House will address school finance

Good.

Jimmie Don Aycock

With a plan that would add $3 billion to the state’s public education budget, the Texas House has decided to take on school finance reform this legislative session.

As he announced a deal Wednesday that would put $800 million on top of the $2.2 billion the chamber had already allocated to public schools, Public Education Committee Chairman Jimmie Don Aycock, R-Killeen, called the decision a “significant change in direction.”

The topic of school finance was largely expected to go unaddressed this legislative session while a massive lawsuit involving more than two-thirds of the state’s school districts awaits a ruling from the Texas Supreme Court.

After months of private discussions and meetings, Aycock said House leaders no longer wanted to wait for a long-needed overhaul of the system. The proposal will be filed as House Bill 1759.

“We had to ask the fundamental question: Do we want to do what’s right for the state of Texas and the children of Texas, or do we want to sit around and try to play lawyer and outguess the courts?” Aycock told reporters at a Capitol news conference.

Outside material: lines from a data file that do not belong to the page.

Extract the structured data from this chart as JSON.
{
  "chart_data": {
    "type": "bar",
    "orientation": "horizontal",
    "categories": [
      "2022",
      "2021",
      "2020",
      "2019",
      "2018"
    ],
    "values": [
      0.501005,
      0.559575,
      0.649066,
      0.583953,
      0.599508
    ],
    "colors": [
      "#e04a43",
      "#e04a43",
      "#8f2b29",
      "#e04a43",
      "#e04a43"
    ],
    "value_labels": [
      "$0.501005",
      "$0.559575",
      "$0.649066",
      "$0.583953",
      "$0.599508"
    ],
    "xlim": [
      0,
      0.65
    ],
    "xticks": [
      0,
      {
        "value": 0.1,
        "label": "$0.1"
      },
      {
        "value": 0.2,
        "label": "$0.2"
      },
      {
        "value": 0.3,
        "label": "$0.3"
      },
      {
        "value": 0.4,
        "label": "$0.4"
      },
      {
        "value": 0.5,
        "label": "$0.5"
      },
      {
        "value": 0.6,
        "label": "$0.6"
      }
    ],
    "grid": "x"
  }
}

The Observer fills in some details.

Aycock said his priority is to correct illogical and outdated features in Texas’ school finance formulas, like adjustments for higher salaries in expensive urban districts or the extra cost of educating students with limited English proficiency, which haven’t been updated in more than 25 years. Tinkering with any of those would upset the delicate equilibrium of a system that, despite its flaws, has been in place since 2006.

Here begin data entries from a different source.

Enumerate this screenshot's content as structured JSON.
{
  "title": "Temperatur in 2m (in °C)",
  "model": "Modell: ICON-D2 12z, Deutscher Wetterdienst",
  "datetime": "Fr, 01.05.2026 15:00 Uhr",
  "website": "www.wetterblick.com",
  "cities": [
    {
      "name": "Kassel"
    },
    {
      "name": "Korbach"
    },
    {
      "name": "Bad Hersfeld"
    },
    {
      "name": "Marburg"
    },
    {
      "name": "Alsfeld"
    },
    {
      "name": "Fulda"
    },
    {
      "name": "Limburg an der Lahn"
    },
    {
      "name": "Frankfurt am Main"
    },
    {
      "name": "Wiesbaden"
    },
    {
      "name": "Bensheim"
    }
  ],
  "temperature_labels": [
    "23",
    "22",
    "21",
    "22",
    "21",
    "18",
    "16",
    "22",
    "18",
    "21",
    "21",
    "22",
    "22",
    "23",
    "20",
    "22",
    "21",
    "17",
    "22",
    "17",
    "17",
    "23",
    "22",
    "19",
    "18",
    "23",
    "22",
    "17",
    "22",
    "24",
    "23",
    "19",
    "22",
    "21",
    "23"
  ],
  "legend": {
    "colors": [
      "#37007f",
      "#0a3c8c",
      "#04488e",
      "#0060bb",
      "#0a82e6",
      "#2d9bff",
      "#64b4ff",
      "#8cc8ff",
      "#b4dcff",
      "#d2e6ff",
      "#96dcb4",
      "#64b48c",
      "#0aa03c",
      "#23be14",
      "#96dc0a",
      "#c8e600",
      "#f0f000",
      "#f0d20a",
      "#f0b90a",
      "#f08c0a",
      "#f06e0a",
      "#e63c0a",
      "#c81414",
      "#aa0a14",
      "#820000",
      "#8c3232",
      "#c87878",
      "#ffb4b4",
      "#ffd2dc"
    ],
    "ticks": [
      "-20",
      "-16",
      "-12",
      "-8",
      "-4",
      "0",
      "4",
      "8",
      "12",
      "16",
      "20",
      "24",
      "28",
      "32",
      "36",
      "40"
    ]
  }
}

“The fact is that when you change these complicated formulas, some people win, some people win more than others, some people lose,” Aycock said. “In order to mitigate that pain politically, you can only do this sort of modification when there’s more money going into the system.”

Some, but not all, members of the crowd around Aycock this morning have been meeting since last fall in an informal working group on school finance reform. The group includes Republicans and Democrats from both urban and rural districts.

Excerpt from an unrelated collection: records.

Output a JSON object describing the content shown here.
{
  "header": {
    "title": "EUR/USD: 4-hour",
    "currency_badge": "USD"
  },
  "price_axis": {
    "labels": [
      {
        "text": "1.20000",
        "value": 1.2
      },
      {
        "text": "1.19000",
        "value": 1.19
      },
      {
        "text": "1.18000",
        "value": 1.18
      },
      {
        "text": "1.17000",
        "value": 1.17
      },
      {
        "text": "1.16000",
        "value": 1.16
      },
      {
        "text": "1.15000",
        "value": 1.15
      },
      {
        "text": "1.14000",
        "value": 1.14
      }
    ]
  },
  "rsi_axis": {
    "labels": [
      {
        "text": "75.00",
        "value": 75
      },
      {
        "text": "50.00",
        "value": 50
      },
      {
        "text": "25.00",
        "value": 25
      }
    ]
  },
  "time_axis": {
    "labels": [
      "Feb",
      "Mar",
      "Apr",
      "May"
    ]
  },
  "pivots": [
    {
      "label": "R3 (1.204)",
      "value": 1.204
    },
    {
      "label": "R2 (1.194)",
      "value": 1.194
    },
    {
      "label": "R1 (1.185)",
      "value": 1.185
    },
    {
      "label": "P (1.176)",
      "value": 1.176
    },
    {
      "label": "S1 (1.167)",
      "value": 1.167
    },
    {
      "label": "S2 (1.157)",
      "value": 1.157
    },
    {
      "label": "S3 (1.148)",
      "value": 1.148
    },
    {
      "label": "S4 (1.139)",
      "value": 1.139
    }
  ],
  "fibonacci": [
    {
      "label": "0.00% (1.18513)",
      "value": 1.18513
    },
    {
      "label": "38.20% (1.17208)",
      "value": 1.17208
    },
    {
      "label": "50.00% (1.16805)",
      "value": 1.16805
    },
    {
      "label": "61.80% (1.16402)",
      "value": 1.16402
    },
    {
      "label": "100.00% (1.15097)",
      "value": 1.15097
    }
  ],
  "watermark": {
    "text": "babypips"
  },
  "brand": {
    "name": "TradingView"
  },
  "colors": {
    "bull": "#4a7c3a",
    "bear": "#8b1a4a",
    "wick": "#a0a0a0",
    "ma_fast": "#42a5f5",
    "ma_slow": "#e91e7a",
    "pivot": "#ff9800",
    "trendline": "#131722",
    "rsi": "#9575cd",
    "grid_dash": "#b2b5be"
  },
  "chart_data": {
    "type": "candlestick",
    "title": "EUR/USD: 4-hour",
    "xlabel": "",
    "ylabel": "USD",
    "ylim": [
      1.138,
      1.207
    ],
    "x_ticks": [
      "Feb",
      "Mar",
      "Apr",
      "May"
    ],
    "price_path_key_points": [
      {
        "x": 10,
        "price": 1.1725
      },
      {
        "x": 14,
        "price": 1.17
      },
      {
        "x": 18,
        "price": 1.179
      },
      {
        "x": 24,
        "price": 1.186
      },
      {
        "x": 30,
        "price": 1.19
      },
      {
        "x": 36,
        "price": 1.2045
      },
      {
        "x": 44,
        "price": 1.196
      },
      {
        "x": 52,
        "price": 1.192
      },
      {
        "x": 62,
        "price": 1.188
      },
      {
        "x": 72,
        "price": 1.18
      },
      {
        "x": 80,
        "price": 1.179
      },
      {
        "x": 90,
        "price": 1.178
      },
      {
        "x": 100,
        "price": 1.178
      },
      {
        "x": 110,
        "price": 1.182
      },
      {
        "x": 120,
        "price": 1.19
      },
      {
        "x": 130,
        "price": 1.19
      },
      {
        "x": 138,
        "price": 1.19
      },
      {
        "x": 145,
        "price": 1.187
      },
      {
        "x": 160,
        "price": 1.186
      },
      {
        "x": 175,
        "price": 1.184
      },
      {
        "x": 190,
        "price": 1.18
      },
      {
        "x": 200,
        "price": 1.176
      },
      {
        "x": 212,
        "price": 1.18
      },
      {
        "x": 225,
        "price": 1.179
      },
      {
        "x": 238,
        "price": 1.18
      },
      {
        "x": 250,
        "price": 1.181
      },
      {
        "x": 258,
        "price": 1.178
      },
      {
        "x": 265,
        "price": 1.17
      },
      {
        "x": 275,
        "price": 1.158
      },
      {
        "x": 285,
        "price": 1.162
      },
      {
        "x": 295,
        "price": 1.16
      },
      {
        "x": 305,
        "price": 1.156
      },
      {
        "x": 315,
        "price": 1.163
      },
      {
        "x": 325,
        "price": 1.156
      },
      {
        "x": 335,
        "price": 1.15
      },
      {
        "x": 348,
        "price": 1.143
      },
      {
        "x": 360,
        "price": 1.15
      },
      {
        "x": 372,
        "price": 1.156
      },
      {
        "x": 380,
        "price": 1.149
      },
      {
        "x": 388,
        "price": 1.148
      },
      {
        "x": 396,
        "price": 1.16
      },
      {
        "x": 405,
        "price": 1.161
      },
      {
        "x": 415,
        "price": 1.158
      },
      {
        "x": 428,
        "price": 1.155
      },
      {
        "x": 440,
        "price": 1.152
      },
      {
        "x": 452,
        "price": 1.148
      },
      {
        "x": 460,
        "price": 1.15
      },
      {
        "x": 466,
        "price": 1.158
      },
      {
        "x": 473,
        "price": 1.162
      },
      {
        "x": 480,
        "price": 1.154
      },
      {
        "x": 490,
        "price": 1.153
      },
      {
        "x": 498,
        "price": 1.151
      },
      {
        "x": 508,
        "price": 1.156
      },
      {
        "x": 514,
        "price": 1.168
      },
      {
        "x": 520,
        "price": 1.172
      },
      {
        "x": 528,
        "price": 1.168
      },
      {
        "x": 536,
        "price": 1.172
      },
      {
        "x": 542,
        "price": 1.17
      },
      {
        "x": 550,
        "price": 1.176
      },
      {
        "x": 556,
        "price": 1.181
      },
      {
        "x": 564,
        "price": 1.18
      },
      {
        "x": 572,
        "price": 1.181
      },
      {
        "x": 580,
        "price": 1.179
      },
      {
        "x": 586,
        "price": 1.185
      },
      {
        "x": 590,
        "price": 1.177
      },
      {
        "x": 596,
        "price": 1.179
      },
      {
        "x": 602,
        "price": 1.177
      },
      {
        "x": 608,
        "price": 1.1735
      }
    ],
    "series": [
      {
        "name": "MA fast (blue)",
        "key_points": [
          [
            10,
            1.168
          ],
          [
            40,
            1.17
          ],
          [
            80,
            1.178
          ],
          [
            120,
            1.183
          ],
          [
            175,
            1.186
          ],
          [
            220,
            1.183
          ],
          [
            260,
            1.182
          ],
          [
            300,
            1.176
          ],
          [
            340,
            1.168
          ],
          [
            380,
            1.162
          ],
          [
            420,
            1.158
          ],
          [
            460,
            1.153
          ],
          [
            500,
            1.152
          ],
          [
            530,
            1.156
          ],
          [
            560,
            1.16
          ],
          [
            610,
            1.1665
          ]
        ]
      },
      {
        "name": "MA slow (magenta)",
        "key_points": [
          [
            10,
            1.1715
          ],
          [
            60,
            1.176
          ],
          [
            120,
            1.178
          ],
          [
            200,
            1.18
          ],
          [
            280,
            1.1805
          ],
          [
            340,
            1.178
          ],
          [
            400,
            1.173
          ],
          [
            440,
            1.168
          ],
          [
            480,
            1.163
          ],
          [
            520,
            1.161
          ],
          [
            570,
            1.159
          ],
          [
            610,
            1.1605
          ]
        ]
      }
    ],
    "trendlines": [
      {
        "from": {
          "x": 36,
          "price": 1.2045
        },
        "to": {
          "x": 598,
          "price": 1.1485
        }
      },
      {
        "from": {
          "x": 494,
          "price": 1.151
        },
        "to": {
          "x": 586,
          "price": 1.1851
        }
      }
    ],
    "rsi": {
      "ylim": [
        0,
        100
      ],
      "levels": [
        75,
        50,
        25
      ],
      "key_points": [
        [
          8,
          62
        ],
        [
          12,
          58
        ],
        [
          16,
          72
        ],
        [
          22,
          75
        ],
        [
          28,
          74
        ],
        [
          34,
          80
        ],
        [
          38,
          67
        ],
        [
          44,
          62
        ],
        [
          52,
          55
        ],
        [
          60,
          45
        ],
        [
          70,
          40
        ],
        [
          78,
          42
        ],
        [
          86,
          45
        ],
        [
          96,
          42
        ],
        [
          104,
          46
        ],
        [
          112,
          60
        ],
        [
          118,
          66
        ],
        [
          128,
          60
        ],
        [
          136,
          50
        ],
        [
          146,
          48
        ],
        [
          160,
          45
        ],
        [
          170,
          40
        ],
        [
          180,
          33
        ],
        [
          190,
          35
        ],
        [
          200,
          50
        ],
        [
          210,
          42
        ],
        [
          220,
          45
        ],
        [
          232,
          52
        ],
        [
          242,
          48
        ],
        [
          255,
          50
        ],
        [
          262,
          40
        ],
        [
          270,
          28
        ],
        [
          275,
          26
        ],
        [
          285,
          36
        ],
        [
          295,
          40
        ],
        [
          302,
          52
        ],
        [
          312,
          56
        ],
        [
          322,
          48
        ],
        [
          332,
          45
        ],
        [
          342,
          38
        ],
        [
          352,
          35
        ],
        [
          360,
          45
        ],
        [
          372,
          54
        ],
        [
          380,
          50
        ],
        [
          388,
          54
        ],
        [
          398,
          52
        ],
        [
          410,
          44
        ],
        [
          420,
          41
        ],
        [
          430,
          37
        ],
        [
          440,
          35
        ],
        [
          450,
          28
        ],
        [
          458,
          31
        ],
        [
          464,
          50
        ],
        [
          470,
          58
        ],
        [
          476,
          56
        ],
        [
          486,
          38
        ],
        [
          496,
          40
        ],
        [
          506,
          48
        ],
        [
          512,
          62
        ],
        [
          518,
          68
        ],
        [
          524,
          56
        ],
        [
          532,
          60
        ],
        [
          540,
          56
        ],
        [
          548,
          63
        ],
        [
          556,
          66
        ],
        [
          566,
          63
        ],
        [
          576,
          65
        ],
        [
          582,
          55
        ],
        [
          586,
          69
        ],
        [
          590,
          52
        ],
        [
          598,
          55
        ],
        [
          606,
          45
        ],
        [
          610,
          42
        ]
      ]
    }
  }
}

In an interview, Rep. Donna Howard (D-Austin) said Aycock’s plan wouldn’t fix what’s wrong with Texas’ school finance system, but to Democrats who’ve been railing against the state’s chronic underfunding of schools, the extra money was welcome. “It was an offer we couldn’t refuse,” she said.

Still, adding more money this session to Aycock’s plan wouldn’t address the system’s basic flaws, or allow for reforms like pre-kindergarten expansion.

“I think it’s a huge step toward addressing what the court said we need to address,” Howard said, but “I take Chairman Aycock at his word that this is not about trying to make the lawsuit go away.”

[…]

David Thompson, an attorney representing one group of school districts suing the state, told the Observer that without a bill to look at yet, it’s impossible to guess how the case might be affected. “I do very much appreciate the House’s willingness to spend some time to address the issue,” Thompson said, adding that the plans Aycock described include “some very positive features.” Thompson said he’s most interested in seeing a proposal that steers more money to districts that educate the state’s neediest children.

Had lawmakers completely punted on school finance reform—or if the House’s plan eventually falls through—a Supreme Court ruling against the state would likely prompt a special session in 2016 dedicated to fixing the system. If nothing else, the new reform effort could serve as a practice run for new members getting to know the arcane system for the first time.

Rep. Aycock had previously filed a different school finance bill, HB654, to simplify the school funding mechanism by grouping the state’s 1,026 regular school districts into at least 30 “school finance districts”. This is something else entirely, and it’s not clear to me what the status of that bill is. Regardless, considering that Rep. Aycock talked about “nibbling around the edges” back in December, it’s quite a step forward. Whether it can survive the tax-cuts-uber-alles mania that is gripping the Senate remains to be seen, but for now this is a hopeful sign.